В таких стесненных обстоятельствах мы были поражены и опечалены невероятным известием. Говорили, будто герцог Брауншвейгский послал Дюмурье свой злосчастный манифест, и Дюмурье, изумленный и возмущенный его содержанием, заявил о немедленном прекращении перемирия и возобновлении боевых действий…».
Дюмурье, если верить его запискам, рассчитывал на восстановление конституционной монархии. Он решился дать сражение австрийцам и потом оружие свое против конвента. 12 марта 1793 года он послал Конвенту письмо, упрекая Францию в том, что она присоединила Бельгию и хотела ее разорить, введя ассигнации и продажу национальных имуществ.
Шесть дней позже он атаковал австрийцев при Неервинде, дал себя разбить, а 22 марта вступил в прямые переговоры с австрийцами. Изменники-генералы обязывались очистить Голландию без сражения и идти на Париж, восстанавливая там конституционную монархию. В случае надобности их обязывались поддержать австрийцы, которые должны были занять в виде гарантии одну из пограничных крепостей Конде.

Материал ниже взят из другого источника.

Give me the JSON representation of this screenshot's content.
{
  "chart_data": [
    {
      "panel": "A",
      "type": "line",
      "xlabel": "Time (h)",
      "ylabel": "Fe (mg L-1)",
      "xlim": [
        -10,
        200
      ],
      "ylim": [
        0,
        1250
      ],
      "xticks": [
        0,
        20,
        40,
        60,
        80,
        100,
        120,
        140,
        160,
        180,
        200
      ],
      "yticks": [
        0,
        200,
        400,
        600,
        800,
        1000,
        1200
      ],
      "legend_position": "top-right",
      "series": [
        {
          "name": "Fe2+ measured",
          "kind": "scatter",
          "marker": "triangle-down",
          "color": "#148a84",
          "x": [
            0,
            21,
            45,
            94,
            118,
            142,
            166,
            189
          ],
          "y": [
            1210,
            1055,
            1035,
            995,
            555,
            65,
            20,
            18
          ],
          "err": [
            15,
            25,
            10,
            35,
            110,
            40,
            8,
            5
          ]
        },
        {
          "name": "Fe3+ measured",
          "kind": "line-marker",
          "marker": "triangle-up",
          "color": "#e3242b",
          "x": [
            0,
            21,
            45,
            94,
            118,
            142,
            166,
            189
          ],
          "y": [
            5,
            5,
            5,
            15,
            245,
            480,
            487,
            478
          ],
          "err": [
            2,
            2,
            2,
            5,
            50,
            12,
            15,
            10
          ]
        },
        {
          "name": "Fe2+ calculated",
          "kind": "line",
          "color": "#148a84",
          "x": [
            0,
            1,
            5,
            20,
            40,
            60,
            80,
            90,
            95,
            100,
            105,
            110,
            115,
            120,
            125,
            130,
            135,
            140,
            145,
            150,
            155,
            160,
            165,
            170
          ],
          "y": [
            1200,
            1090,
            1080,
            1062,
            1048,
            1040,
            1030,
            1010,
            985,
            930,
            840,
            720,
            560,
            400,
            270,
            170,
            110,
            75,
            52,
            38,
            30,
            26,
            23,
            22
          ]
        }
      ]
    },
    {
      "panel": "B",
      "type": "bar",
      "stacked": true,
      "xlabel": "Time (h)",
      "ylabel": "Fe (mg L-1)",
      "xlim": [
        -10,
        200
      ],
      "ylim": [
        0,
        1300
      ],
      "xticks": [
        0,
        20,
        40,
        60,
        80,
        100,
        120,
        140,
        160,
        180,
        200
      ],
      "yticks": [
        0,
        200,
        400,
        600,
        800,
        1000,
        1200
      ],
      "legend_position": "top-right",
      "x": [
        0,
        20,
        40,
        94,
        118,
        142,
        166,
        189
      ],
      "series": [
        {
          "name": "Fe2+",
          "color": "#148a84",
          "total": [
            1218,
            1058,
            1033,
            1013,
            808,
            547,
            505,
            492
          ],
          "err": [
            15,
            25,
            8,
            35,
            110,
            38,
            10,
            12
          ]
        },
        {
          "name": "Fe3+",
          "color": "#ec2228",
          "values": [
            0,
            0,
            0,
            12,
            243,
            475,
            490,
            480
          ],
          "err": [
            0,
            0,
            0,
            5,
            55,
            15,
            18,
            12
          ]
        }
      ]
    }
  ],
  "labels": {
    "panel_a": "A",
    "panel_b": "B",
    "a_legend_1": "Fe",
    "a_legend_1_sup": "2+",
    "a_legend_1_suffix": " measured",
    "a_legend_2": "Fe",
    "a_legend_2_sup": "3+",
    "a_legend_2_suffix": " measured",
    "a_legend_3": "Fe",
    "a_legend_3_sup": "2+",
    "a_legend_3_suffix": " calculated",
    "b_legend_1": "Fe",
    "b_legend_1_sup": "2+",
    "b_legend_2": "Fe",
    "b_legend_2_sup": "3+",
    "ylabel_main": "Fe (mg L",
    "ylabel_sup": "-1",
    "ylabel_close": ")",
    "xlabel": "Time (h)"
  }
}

Историк Альфонс де Ламартин, современник тех событий, писал: «Однажды, терзаемый мрачными предчувствиями, Дюмурье раскрыл один из томов Плутарха, и взор его упал на слова в биографии Клеомена: «Когда положение вещей перестает быть достойным, пора увидеть бесчестие своих действий и остановиться». Слова эти, столь соответствовавшие состоянию его души, склонили его на сторону измены».
Депутаты Национального конвента пытались склонить Дюмурье к повиновению, но безуспешно. Комиссары, присланные к нему конвентом, упрекнули его в том числе и в том, что он вернул церквям серебряную утварь.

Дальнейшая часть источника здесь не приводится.